En casa las recibieron con todo el cariño. La señora Bennet se regocijó al ver a Jane tan guapa como siempre, y el señor Bennet, durante la comida, más de una vez le dijo a Elizabeth de todo corazón:
– Me alegro de que hayas vuelto, Lizzy.
La reunión en el comedor fue numerosa, pues habían ido a recoger a María y a oír las noticias, la mayoría de los Lucas. Se habló de muchas cosas. Lady Lucas interrogaba a María, desde el otro lado de la mesa, sobre el bienestar y el corral de su hija mayor; la señora Bennet estaba doblemente ocupada en averiguar las modas de Londres que su hija Jane le explicaba por un lado, y en transmitir los informes a las más jóvenes de las Lucas, por el otro. Lydia, chillando más que nadie, detallaba lo que habían disfrutado por la mañana a todos los que quisieran escucharla.

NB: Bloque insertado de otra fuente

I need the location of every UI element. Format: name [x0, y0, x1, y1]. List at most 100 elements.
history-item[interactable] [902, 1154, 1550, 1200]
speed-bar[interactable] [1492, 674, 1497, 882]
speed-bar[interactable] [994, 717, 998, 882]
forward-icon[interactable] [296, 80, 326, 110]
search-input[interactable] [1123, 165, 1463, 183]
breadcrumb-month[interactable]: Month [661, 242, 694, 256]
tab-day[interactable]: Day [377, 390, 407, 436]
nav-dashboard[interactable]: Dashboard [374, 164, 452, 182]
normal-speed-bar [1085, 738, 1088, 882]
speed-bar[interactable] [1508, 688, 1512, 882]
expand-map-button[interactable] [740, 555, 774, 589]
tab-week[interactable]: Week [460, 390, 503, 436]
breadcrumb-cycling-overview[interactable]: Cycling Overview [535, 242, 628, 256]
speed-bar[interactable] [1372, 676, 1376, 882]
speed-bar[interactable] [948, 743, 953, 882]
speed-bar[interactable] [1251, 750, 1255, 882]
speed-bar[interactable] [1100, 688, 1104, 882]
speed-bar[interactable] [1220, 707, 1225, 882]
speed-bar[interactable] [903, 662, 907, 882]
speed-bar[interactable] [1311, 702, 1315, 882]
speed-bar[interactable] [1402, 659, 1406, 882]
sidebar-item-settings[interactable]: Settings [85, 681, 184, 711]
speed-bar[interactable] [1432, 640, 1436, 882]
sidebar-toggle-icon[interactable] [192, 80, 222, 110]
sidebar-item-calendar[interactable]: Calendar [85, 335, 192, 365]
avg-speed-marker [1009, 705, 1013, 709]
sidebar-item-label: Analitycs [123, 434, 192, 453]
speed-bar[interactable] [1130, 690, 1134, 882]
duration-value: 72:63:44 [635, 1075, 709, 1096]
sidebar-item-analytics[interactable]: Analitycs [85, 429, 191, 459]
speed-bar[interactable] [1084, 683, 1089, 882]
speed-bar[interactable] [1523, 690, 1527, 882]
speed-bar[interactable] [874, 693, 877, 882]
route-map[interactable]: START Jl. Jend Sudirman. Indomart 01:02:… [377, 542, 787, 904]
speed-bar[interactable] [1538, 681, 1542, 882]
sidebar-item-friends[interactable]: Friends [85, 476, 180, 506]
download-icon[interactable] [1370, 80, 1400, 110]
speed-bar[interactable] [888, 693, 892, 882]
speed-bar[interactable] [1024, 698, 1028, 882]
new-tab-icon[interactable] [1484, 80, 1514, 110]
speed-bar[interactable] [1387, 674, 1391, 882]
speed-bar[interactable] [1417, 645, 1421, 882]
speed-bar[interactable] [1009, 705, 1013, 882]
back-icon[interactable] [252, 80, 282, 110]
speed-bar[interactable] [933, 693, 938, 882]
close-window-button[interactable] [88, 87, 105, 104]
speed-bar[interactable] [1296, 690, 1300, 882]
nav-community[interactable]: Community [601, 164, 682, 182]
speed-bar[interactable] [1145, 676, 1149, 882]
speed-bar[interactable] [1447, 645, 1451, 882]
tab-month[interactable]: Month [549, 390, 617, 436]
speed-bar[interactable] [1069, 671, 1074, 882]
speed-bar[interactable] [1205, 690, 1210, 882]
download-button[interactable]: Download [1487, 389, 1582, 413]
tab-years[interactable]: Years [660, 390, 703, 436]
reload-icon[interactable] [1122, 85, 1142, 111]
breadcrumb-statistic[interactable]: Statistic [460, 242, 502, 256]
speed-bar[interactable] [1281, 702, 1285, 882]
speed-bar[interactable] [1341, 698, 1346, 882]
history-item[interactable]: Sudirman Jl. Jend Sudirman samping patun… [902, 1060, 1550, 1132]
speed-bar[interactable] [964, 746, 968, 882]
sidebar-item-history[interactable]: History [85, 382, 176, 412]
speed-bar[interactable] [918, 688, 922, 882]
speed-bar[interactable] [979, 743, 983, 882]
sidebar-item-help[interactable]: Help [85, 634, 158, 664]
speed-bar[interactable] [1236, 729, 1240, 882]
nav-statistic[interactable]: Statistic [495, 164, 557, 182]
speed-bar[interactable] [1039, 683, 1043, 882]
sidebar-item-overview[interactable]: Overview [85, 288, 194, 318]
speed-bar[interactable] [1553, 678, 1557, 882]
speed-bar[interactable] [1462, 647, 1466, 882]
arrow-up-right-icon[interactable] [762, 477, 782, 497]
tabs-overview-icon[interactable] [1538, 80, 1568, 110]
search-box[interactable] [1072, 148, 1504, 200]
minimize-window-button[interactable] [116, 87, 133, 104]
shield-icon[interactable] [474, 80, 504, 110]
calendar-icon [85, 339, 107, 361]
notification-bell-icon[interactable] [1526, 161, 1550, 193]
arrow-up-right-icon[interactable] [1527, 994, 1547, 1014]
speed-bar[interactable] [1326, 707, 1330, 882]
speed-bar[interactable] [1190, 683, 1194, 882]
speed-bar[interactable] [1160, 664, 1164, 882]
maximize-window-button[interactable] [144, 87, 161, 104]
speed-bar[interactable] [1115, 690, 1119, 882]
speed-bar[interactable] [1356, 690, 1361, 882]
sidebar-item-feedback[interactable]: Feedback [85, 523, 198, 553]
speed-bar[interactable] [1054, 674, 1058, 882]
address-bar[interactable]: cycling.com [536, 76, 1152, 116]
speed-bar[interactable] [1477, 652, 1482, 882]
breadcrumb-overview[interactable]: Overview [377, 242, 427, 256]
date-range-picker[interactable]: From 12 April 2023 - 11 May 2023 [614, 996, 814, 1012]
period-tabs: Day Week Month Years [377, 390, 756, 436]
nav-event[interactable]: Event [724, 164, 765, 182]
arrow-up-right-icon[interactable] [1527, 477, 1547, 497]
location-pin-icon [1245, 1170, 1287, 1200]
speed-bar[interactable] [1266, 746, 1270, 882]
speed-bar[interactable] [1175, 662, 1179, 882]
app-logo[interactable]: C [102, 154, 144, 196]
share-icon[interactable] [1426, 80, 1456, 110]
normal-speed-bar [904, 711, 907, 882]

– ¡Oh, Mary! -exclamó-. ¡Cuánto me hubiese gustado que hubieras venido con nosotras! ¡Nos hemos divertido de lo lindo! Cuando íbamos Catherine y yo solas, cerramos todas las ventanillas para hacer ver que el coche iba vacío, y habríamos ido así todo el camino, si Catherine no se hubiese mareado. Al llegar al «George» ¡fuimos tan generosas!, obsequiamos a las tres con el aperitivo más estupendo del mundo, y si hubieses venido tú, te habríamos invitado a ti también. ¡Y qué juerga a la vuelta! Pensé que no íbamos a caber en el coche. Estuve a punto de morirme de risa. Y todo el camino lo pasamos bárbaro; hablábamos y reíamos tan alto que se nos habría podido oír a diez millas.
Mary replicó gravemente:
– Lejos de mí, querida hermana, está el despreciar esos placeres. Serán propios, sin duda, de la mayoría de las mujeres. Pero confieso que a mí no me hacen ninguna gracia; habría preferido mil veces antes un libro.
Pero Lydia no oyó una palabra de su observación. Rara vez escuchaba a nadie más de medio minuto, y a Mary nunca le hacía ni caso.
Por la tarde Lydia propuso con insistencia que fuesen todas a Meryton para ver cómo estaban todos; pero Elizabeth se opuso enérgicamente. No quería que se dijera que las señoritas Bennet no podían estarse en casa medio día sin ir detrás de los oficiales. Tenía otra razón para oponerse: temía volver a ver a Wickham, cosa que deseaba evitar en todo lo posible. La satisfacción que sentía por la partida del regimiento era superior a cuanto pueda expresarse. Dentro de quince días ya no estarían allí, y esperaba que así se libraría de Wickham para siempre.
No llevaba muchas horas en casa, cuando se dio cuenta de que el plan de Brighton de que Lydia les había informado en la posada era discutido a menudo por sus padres. Elizabeth comprendió que el señor Bennet no tenía la menor intención de ceder, pero sus contestaciones eran tan vagas y tan equívocas, que la madre, aunque a veces se descorazonaba, no perdía las esperanzas de salirse al fin con la suya.